Pero el problema no radica únicamente en la inclinación autoritaria y liberticida de ese tan cacareado globalismo, llamado a transformar a la opinión pública mundial en un rebaño indistinguible, sino en lo carísima que nos está saliendo la fiesta.
No hace tanto trascendía que el gobierno Sánchez mantenía, a mucha honra, nada menos que una Dirección General de Políticas Palanca para el Cumplimiento de la Agenda 2030. La denominación, ya de por sí, oscila entre lo extravagante, lo ridículo o lo directamente increíble.
Pero tampoco eso es lo peor. En el ejecutivo con la más penosa preparación en la historia de nuestra democracia, y en momentos de auténtica incertidumbre y de una incipiente crisis de consumo motivada por el ahogo de las clases medias, personas como Gabriel Castañares, el director general de este engendro, se siguen embolsando unos honorarios mes a mes radicalmente inmerecidos, a costa del sudor de la frente del contribuyente.
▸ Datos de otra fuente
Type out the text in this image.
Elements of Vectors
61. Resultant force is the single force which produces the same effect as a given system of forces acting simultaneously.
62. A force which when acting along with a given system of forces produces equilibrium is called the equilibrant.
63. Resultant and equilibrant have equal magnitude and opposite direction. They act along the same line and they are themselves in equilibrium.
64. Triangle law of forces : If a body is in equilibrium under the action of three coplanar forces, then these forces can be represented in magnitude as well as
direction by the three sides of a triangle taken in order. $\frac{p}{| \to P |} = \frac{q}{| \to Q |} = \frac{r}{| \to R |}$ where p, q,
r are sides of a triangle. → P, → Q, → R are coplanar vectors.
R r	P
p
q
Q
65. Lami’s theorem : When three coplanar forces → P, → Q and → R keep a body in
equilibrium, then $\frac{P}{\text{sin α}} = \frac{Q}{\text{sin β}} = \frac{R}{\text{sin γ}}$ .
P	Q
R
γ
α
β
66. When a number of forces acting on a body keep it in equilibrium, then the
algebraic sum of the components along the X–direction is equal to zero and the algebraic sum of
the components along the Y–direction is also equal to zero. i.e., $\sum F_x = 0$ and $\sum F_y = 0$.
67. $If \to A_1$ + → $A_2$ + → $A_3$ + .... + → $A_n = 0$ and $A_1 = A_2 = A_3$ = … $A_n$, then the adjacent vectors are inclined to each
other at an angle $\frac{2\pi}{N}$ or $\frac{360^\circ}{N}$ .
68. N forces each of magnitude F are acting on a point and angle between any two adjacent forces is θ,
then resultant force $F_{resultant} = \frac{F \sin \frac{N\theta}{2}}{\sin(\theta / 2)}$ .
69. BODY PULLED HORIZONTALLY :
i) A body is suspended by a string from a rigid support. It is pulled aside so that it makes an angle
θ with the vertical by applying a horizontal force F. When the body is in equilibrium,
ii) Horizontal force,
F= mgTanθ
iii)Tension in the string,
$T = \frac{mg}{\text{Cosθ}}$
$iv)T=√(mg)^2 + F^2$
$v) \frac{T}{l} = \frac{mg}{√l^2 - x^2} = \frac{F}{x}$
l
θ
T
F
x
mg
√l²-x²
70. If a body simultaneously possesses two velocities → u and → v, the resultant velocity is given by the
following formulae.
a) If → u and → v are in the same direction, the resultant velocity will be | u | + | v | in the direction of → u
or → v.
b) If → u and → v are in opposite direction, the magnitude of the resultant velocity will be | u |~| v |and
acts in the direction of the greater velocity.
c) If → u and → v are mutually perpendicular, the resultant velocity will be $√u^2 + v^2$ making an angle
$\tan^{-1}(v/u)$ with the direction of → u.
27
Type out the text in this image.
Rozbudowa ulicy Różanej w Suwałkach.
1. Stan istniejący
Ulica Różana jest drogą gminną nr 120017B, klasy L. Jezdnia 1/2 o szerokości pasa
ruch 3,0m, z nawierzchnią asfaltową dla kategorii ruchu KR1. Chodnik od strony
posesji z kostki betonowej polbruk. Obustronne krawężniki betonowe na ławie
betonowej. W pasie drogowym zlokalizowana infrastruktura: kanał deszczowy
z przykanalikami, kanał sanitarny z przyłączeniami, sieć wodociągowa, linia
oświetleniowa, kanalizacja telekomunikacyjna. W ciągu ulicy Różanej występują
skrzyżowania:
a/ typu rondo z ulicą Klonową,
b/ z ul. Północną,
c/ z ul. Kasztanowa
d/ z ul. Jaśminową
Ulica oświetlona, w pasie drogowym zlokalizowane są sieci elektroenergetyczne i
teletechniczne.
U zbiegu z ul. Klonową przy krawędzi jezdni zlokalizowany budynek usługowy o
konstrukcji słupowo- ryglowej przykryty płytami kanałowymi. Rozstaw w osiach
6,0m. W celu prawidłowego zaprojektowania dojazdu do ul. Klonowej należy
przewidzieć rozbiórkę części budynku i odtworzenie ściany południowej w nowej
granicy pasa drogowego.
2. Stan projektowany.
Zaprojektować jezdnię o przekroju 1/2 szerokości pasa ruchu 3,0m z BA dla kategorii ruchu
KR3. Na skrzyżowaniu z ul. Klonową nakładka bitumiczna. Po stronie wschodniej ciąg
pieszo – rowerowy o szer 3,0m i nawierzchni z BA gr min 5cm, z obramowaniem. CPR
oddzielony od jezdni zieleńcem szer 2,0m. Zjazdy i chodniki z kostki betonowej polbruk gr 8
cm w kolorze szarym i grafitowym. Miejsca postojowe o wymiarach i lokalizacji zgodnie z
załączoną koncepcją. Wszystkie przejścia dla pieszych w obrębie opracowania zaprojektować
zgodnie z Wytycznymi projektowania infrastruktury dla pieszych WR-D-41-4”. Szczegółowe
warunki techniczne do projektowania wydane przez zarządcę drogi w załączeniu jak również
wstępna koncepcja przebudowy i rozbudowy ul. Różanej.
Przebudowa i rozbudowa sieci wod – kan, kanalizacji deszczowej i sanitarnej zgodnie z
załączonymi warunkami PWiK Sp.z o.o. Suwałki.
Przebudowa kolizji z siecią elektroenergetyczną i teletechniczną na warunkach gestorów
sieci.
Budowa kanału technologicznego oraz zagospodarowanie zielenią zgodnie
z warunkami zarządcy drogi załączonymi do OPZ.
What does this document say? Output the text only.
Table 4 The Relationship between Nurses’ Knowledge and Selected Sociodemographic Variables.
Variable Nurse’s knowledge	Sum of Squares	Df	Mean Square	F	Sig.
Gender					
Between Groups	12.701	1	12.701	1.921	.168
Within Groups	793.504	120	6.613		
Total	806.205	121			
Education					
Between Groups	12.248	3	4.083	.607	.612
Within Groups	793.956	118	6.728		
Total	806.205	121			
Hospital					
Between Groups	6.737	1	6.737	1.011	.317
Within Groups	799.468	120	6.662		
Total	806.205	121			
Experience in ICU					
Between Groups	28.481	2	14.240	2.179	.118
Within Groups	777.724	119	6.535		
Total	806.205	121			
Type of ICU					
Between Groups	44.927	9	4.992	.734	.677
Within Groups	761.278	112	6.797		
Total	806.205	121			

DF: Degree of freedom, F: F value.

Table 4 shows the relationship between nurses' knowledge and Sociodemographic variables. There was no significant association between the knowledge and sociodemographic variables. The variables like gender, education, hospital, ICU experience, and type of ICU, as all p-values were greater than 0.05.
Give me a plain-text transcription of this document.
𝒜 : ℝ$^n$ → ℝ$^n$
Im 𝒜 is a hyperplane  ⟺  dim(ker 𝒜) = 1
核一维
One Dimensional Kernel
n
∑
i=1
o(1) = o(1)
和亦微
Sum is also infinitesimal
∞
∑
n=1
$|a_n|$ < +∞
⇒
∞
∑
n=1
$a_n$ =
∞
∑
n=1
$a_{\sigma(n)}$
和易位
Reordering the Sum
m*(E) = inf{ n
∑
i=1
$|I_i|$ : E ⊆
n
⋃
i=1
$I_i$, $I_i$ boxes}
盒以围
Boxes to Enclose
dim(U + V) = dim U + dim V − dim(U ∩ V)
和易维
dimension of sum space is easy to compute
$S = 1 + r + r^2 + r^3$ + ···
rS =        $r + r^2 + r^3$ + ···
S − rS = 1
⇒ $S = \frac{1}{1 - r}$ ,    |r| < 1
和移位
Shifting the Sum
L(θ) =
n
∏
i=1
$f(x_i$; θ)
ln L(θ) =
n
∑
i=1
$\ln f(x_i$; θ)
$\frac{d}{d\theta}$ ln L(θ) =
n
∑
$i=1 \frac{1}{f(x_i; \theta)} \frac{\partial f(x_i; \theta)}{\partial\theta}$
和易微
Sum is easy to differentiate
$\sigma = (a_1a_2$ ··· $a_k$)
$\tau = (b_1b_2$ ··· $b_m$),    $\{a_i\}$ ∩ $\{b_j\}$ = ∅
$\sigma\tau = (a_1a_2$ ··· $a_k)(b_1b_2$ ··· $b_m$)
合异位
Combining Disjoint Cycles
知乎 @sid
Este hombre, Castañares, en otros tiempos cartero, literalmente, o becario en Renfe, es uno más, sólo uno más de los que suma y sigue con un sueldo público a la altura del que ingresa el mismo Pedro Sánchez. Y no es sino el síntoma del problema categórico que significa para cualquier sociedad financiar un ejército vastísimo de altos cargos y asesores, de ínfima calidad gestora o intelectual, que la población se ve obligada a padecer y a sufragar.
El problema de la ‘Agenda 2030’ es ya triple y gravísimo. Primero, porque se ha convertido en una segadora que deja a ras los derechos de las personas. Segundo, porque pulveriza el pensamiento crítico para domesticar y amansar la independencia de cada ser humano, aborregándolo. Tercero, porque su puesta en marcha ha degenerado en un despilfarro que, con tantas y tantas familias y empresas en situación de quiebra técnica, vamos a tardar poco, muy poco en lamentar. Al tiempo.